Noch beunruhigender ist heute die Aussicht, dass die HTS Tausende von ISIS-KĂ€mpfern aus US-kurdischen GefĂ€ngnissen im Norden Syriens freilĂ€sst, um ihre Reihen zu erweitern. Das wĂ€re nicht das erste Mal. Im vergangenen Juli haben die von den USA unterstĂŒtzten Kurden rund 1 500 ISIS-Gefangene aus Gefangenenlagern freigelassen, die das US-MilitĂ€r als eine „Armee im Wartestand“ bezeichnet.

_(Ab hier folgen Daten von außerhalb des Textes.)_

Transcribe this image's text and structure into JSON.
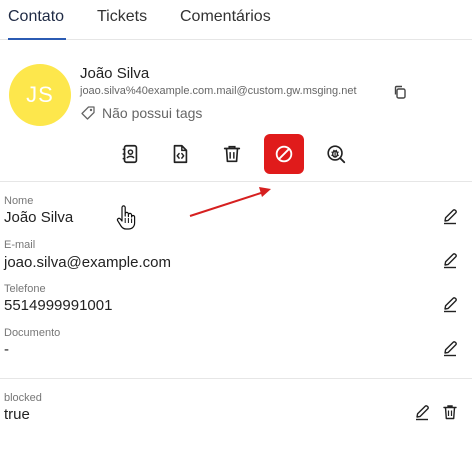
{
  "tabs": [
    {
      "label": "Contato",
      "active": true
    },
    {
      "label": "Tickets",
      "active": false
    },
    {
      "label": "Comentários",
      "active": false
    }
  ],
  "contact": {
    "initials": "JS",
    "name": "João Silva",
    "email": "joao.silva%40example.com.mail@custom.gw.msging.net",
    "tags_text": "Não possui tags"
  },
  "actions": [
    {
      "icon": "contact-card-icon"
    },
    {
      "icon": "code-file-icon"
    },
    {
      "icon": "trash-icon"
    },
    {
      "icon": "block-icon",
      "active": true
    },
    {
      "icon": "bug-search-icon"
    }
  ],
  "fields": [
    {
      "label": "Nome",
      "value": "João Silva"
    },
    {
      "label": "E-mail",
      "value": "joao.silva@example.com"
    },
    {
      "label": "Telefone",
      "value": "5514999991001"
    },
    {
      "label": "Documento",
      "value": "-"
    }
  ],
  "extras": [
    {
      "label": "blocked",
      "value": "true"
    }
  ],
  "colors": {
    "accent": "#2b5bb3",
    "avatar": "#fde74c",
    "danger": "#e01b1b",
    "annotation_arrow": "#d62020"
  }
}
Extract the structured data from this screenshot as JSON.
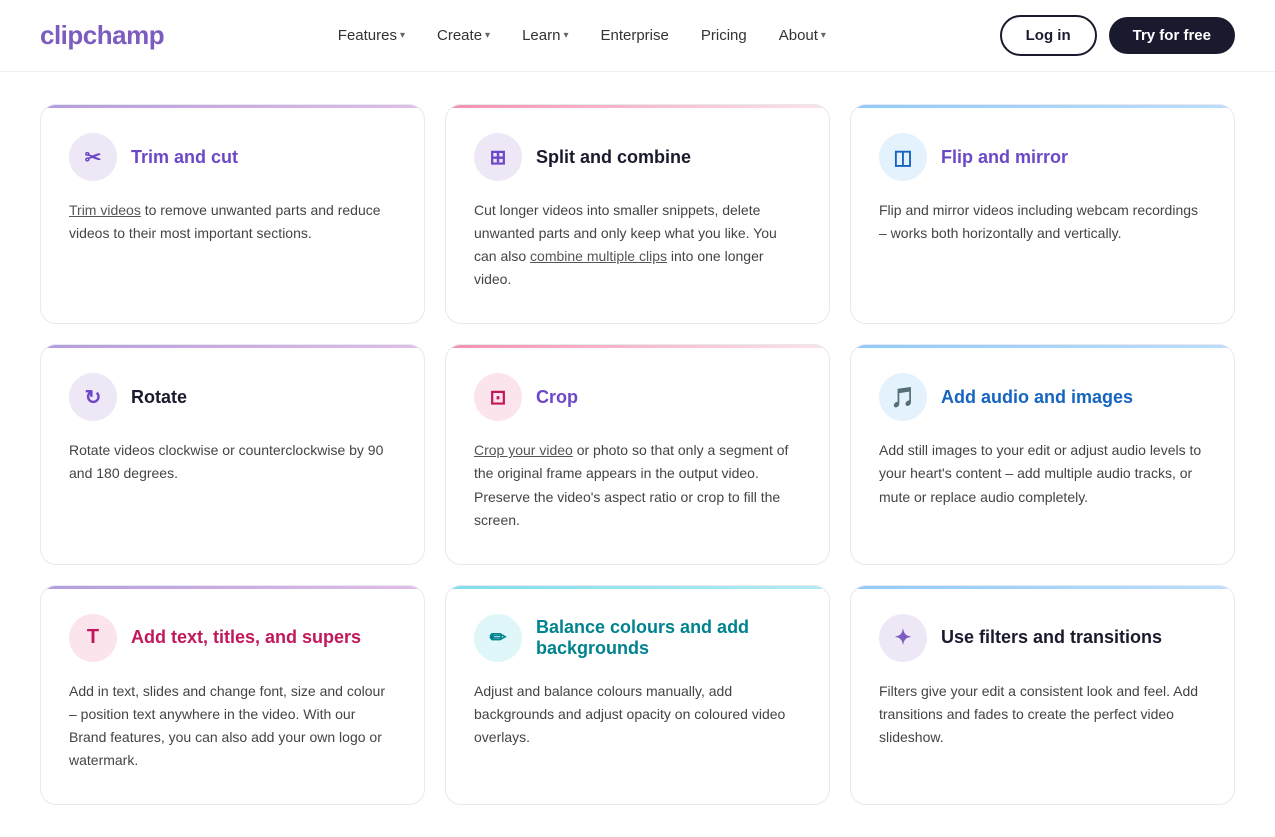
{
  "brand": {
    "logo_prefix": "clip",
    "logo_suffix": "champ"
  },
  "nav": {
    "links": [
      {
        "label": "Features",
        "has_dropdown": true
      },
      {
        "label": "Create",
        "has_dropdown": true
      },
      {
        "label": "Learn",
        "has_dropdown": true
      },
      {
        "label": "Enterprise",
        "has_dropdown": false
      },
      {
        "label": "Pricing",
        "has_dropdown": false
      },
      {
        "label": "About",
        "has_dropdown": true
      }
    ],
    "login_label": "Log in",
    "try_label": "Try for free"
  },
  "cards": [
    {
      "id": "trim-cut",
      "title": "Trim and cut",
      "title_style": "purple",
      "icon": "✂",
      "icon_style": "purple",
      "top_style": "purple-top",
      "body": "to remove unwanted parts and reduce videos to their most important sections.",
      "link_text": "Trim videos",
      "has_link": true
    },
    {
      "id": "split-combine",
      "title": "Split and combine",
      "title_style": "dark",
      "icon": "⊞",
      "icon_style": "purple",
      "top_style": "pink-top",
      "body": "Cut longer videos into smaller snippets, delete unwanted parts and only keep what you like. You can also combine multiple clips into one longer video.",
      "link_text": "combine multiple clips",
      "has_link": true
    },
    {
      "id": "flip-mirror",
      "title": "Flip and mirror",
      "title_style": "purple",
      "icon": "◫",
      "icon_style": "blue",
      "top_style": "blue-top",
      "body": "Flip and mirror videos including webcam recordings – works both horizontally and vertically.",
      "has_link": false
    },
    {
      "id": "rotate",
      "title": "Rotate",
      "title_style": "dark",
      "icon": "↻",
      "icon_style": "purple",
      "top_style": "purple-top",
      "body": "Rotate videos clockwise or counterclockwise by 90 and 180 degrees.",
      "has_link": false
    },
    {
      "id": "crop",
      "title": "Crop",
      "title_style": "purple",
      "icon": "⊡",
      "icon_style": "pink",
      "top_style": "pink-top",
      "body": "or photo so that only a segment of the original frame appears in the output video. Preserve the video's aspect ratio or crop to fill the screen.",
      "link_text": "Crop your video",
      "has_link": true
    },
    {
      "id": "add-audio-images",
      "title": "Add audio and images",
      "title_style": "blue",
      "icon": "🎵",
      "icon_style": "blue",
      "top_style": "blue-top",
      "body": "Add still images to your edit or adjust audio levels to your heart's content – add multiple audio tracks, or mute or replace audio completely.",
      "has_link": false
    },
    {
      "id": "add-text",
      "title": "Add text, titles, and supers",
      "title_style": "pink",
      "icon": "T",
      "icon_style": "pink",
      "top_style": "purple-top",
      "body": "Add in text, slides and change font, size and colour – position text anywhere in the video. With our Brand features, you can also add your own logo or watermark.",
      "has_link": false
    },
    {
      "id": "balance-colours",
      "title": "Balance colours and add backgrounds",
      "title_style": "teal",
      "icon": "✏",
      "icon_style": "teal",
      "top_style": "teal-top",
      "body": "Adjust and balance colours manually, add backgrounds and adjust opacity on coloured video overlays.",
      "has_link": false
    },
    {
      "id": "filters-transitions",
      "title": "Use filters and transitions",
      "title_style": "dark",
      "icon": "✦",
      "icon_style": "lavender",
      "top_style": "blue-top",
      "body": "Filters give your edit a consistent look and feel. Add transitions and fades to create the perfect video slideshow.",
      "has_link": false
    }
  ]
}
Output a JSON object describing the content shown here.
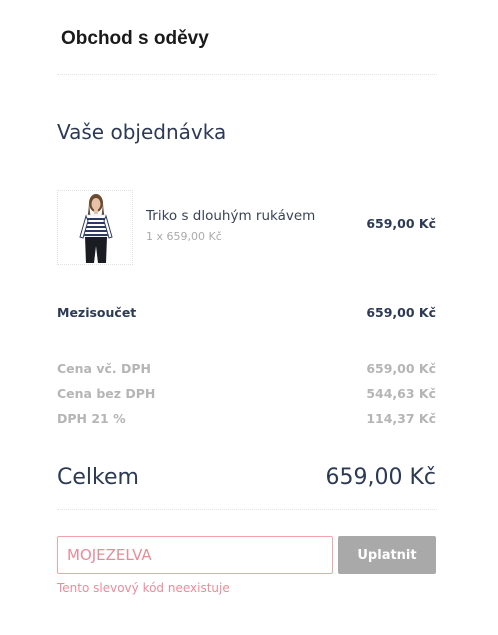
{
  "shop": {
    "title": "Obchod s oděvy"
  },
  "order": {
    "heading": "Vaše objednávka",
    "item": {
      "name": "Triko s dlouhým rukávem",
      "quantity_line": "1 x 659,00 Kč",
      "price": "659,00 Kč"
    },
    "subtotal": {
      "label": "Mezisoučet",
      "value": "659,00 Kč"
    },
    "taxes": [
      {
        "label": "Cena vč. DPH",
        "value": "659,00 Kč"
      },
      {
        "label": "Cena bez DPH",
        "value": "544,63 Kč"
      },
      {
        "label": "DPH 21 %",
        "value": "114,37 Kč"
      }
    ],
    "total": {
      "label": "Celkem",
      "value": "659,00 Kč"
    }
  },
  "coupon": {
    "value": "MOJEZELVA",
    "apply_label": "Uplatnit",
    "error": "Tento slevový kód neexistuje"
  },
  "colors": {
    "accent_error": "#f08a99",
    "button_disabled": "#a9a9a9",
    "heading": "#2d3a55"
  }
}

Die Frage, wer Abu Mohammad al-Julani ist – seine BeweggrĂŒnde, Ideologien und Wandlungen – ist letztlich weniger wichtig als das, was er reprĂ€sentiert. In den vergangenen zwei Jahrzehnten hat sich eine Tatsache nicht geĂ€ndert: Julani ist ein Werkzeug der amerikanischen und israelischen Strategie.

Von seinen AnfĂ€ngen im Irak bis zu seinem Aufstieg als AnfĂŒhrer der Nusra-Front und spĂ€ter der HTS hat Julani eine zentrale Rolle bei der Durchsetzung der geopolitischen Interessen seiner WohltĂ€ter gespielt. Ob er nun als Terrorist oder als „Blazer-tragender“ GemĂ€ĂŸigter gebrandmarkt wurde, seine Aktionen dienten stets der Destabilisierung Syriens und der gesamten westasiatischen Region.

Julanis „Neuerfindung“ ist nicht mehr als eine Fassade, die die dauerhafte RealitĂ€t seiner Rolle verschleiern soll: ein strategischer Aktivposten in einem Spiel, in dem die Ideologie der Macht untergeordnet ist.